From 6e76e8cbf507d00e2d28516d9e4f7592a58c3dac Mon Sep 17 00:00:00 2001
From: Dimitri RODARIE <d.rodarie@gmail.com>
Date: Wed, 21 Feb 2024 11:12:21 +0100
Subject: [PATCH] Add r_square values to the results of the fitting. (#68)

---
 README.rst                           |  8 ++++--
 atlas_densities/densities/fitting.py | 38 ++++++++++++++++++----------
 tests/densities/test_fitting.py      |  7 +++++
 3 files changed, 38 insertions(+), 15 deletions(-)
diff --git a/README.rst b/README.rst
index 7c544e6..7b3d708 100644
--- a/README.rst
+++ b/README.rst
@@ -265,8 +265,11 @@ details). This step leverages AIBS ISH marker datasets (in their expression form
 literature density values.
 These transfer functions are used to obtain first estimates of neuron densities in regions not
 covered by literature.
-The result of the following command is a list of first density estimates for each neuron type and
-for each region of the annotation volume.
+
+The results of the following command includes a csv file (`first_estimates.csv`) storing the list
+of first density estimates for each neuron type and for each region of the annotation volume.
+The `fitting.json` output file contains the coefficients fitted by the algorithm together with their
+respective standard deviation and `coefficient of determination`_ (`r_square`).
 
 .. code-block:: bash
 
@@ -449,6 +452,7 @@ Copyright (c) 2022-2024 Blue Brain Project/EPFL
 .. _`mmc3.xlsx`: https://github.com/BlueBrain/atlas-densities/blob/main/atlas_densities/app/data/measurements/mmc3.xlsx
 .. _`gaba_papers.xlsx`: https://github.com/BlueBrain/atlas-densities/blob/main/atlas_densities/app/data/measurements/gaba_papers.xlsx
 .. _`mtypes_probability_map_config.yaml`: https://github.com/BlueBrain/atlas-densities/blob/main/atlas_densities/app/data/mtypes/mtypes_probability_map_config.yaml
+.. _`coefficient of determination`: https://en.wikipedia.org/wiki/Coefficient_of_determination
 
 .. substitutions
 
diff --git a/atlas_densities/densities/fitting.py b/atlas_densities/densities/fitting.py
index 14428ad..3595160 100644
--- a/atlas_densities/densities/fitting.py
+++ b/atlas_densities/densities/fitting.py
@@ -285,7 +285,9 @@ def linear_fitting_xy(
             otherwise by 1.0.
 
     Returns:
-        a dict of the form {"coefficient": <float>, "standard_deviation": <float>}.

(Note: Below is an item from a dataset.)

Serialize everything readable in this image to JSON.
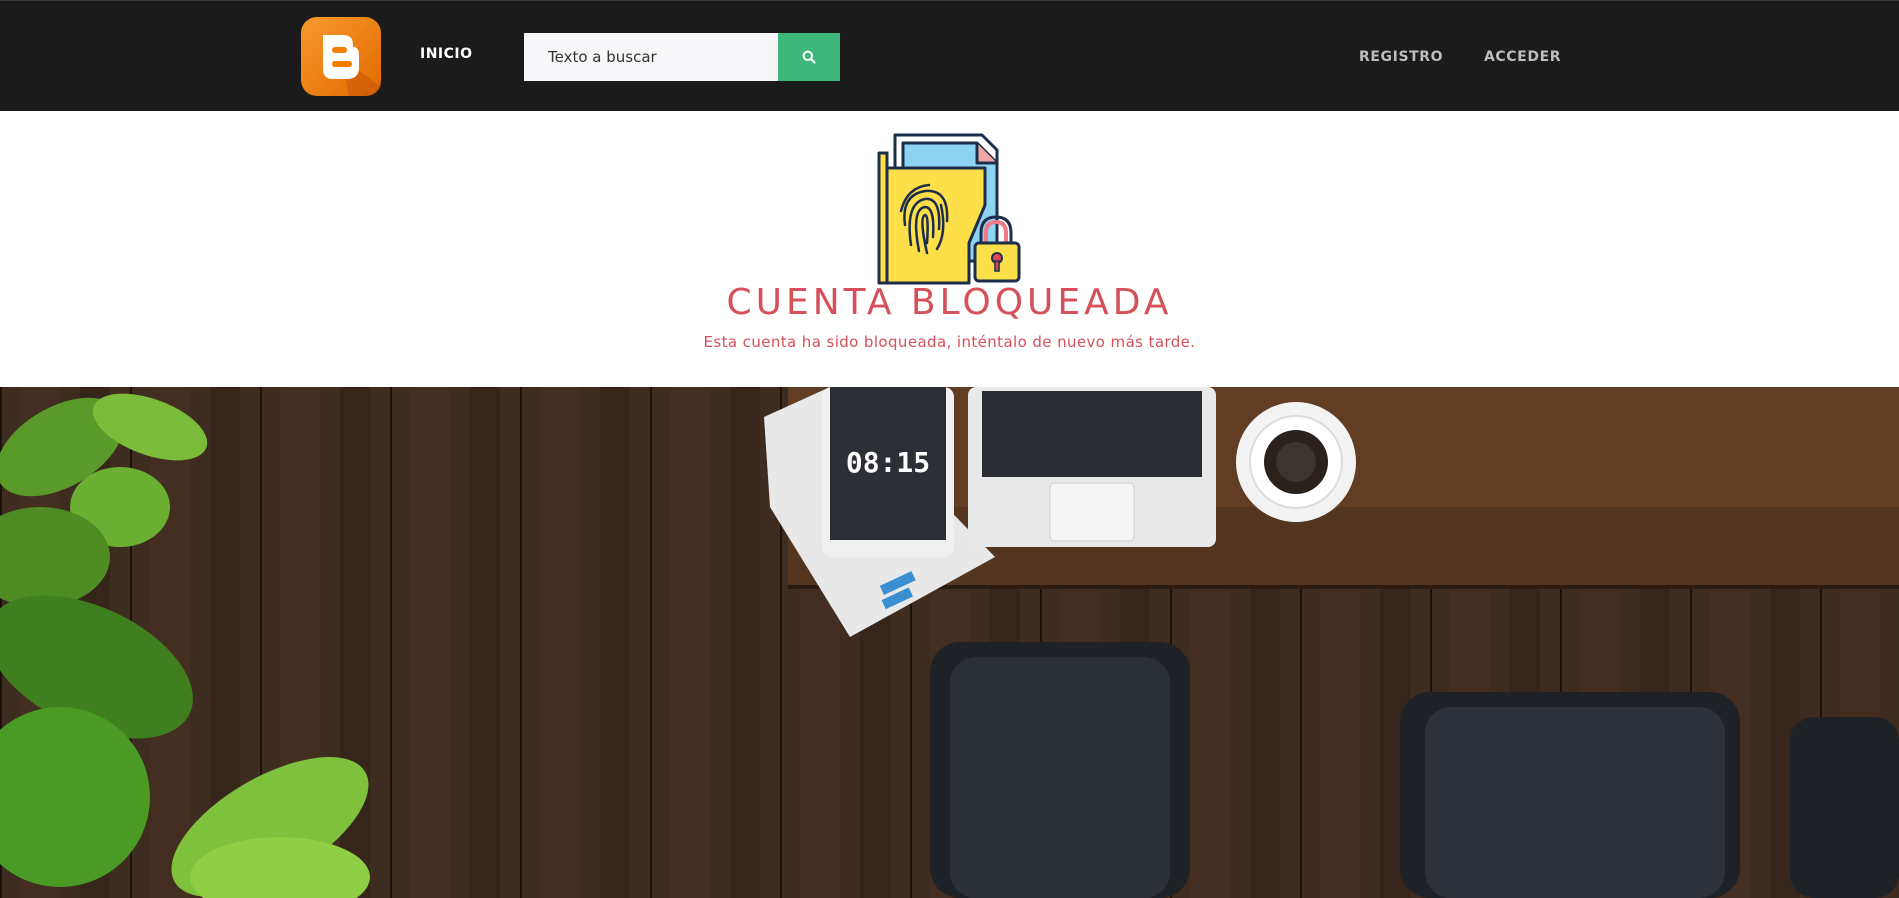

+        a dict of the form {"coefficient": <float>,
+                            "standard_deviation": <float>,
+                            "r_square": <float>}.
 
     Raises:
        AtlasDensitiesError if some of the `sigma`values are negative.
@@ -311,15 +313,24 @@ def linear_fitting_xy(
         least_positive = np.min(sigma[~zero_mask])

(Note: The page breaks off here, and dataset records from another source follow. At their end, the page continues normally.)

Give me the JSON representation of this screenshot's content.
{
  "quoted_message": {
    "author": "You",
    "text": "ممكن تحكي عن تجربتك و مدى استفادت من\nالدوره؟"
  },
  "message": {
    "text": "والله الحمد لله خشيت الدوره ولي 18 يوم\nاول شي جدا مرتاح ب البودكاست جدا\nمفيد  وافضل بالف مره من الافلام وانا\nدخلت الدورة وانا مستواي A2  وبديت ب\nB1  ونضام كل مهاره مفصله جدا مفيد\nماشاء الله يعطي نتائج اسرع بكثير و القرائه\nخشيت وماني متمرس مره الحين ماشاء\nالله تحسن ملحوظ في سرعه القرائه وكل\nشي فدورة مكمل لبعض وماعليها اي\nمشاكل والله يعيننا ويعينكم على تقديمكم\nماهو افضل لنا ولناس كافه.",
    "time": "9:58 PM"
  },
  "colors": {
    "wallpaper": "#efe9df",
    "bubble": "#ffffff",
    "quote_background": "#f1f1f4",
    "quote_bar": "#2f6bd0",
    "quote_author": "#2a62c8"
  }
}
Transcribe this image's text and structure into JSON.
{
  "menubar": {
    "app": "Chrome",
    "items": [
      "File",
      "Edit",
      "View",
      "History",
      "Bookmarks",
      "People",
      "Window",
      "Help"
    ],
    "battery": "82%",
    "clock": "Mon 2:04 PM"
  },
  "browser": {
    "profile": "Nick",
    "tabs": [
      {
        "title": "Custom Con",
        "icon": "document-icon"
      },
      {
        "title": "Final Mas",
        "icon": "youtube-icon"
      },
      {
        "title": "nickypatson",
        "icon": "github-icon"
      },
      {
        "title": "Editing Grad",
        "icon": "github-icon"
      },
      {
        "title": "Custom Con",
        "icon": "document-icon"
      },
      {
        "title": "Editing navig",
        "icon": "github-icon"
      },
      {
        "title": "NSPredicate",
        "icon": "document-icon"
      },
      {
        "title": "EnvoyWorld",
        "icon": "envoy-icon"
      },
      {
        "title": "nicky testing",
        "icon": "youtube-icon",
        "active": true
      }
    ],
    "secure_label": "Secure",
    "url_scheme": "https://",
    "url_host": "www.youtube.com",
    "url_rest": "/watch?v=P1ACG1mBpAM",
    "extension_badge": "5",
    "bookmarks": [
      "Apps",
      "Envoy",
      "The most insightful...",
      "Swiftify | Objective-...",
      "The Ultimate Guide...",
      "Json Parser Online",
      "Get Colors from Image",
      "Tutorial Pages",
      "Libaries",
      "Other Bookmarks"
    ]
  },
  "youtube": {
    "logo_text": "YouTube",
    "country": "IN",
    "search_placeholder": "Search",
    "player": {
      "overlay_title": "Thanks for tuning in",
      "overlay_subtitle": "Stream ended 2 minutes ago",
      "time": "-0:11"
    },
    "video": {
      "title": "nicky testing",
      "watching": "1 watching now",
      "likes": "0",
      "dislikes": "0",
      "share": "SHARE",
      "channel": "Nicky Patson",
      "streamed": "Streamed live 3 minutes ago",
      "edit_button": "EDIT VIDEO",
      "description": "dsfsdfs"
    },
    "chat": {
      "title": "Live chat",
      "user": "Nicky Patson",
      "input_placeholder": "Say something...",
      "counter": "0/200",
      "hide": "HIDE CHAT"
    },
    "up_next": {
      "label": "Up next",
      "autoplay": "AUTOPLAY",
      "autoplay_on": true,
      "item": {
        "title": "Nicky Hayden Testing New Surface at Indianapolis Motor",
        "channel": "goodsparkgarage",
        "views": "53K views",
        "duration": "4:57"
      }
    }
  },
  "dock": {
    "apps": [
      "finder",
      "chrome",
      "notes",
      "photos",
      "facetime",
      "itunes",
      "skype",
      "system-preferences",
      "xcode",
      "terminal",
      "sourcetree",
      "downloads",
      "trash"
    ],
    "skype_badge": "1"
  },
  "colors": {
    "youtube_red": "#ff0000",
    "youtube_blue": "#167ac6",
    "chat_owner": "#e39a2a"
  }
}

         sigma[zero_mask] = least_positive / 2.0
 
+    def _optimize_func(x, coefficient):
+        return coefficient * np.array(x)
+
     parameters = curve_fit(
-        lambda x, coefficient: coefficient * x,
+        _optimize_func,
         xdata=xdata,
         ydata=ydata,
         sigma=sigma,
         absolute_sigma=True,
     )
-
-    return {"coefficient": parameters[0][0], "standard_deviation": np.sqrt(parameters[1][0][0])}
+    ss_reg = np.sum((_optimize_func(xdata, parameters[0][0]) - np.mean(ydata)) ** 2)
+    ss_tot = np.sum((np.array(ydata) - _optimize_func(xdata, parameters[0][0])) ** 2) + ss_reg
+    # if total sum of square is null, no variance can be explained by the fitting
+    return {
+        "coefficient": parameters[0][0],
+        "standard_deviation": np.sqrt(parameters[1][0][0]),
+        "r_square": (ss_reg / ss_tot) if ss_tot > 0 else np.nan,
+    }
 
 
 FittingData = Dict[str, Dict[str, Dict[str, float]]]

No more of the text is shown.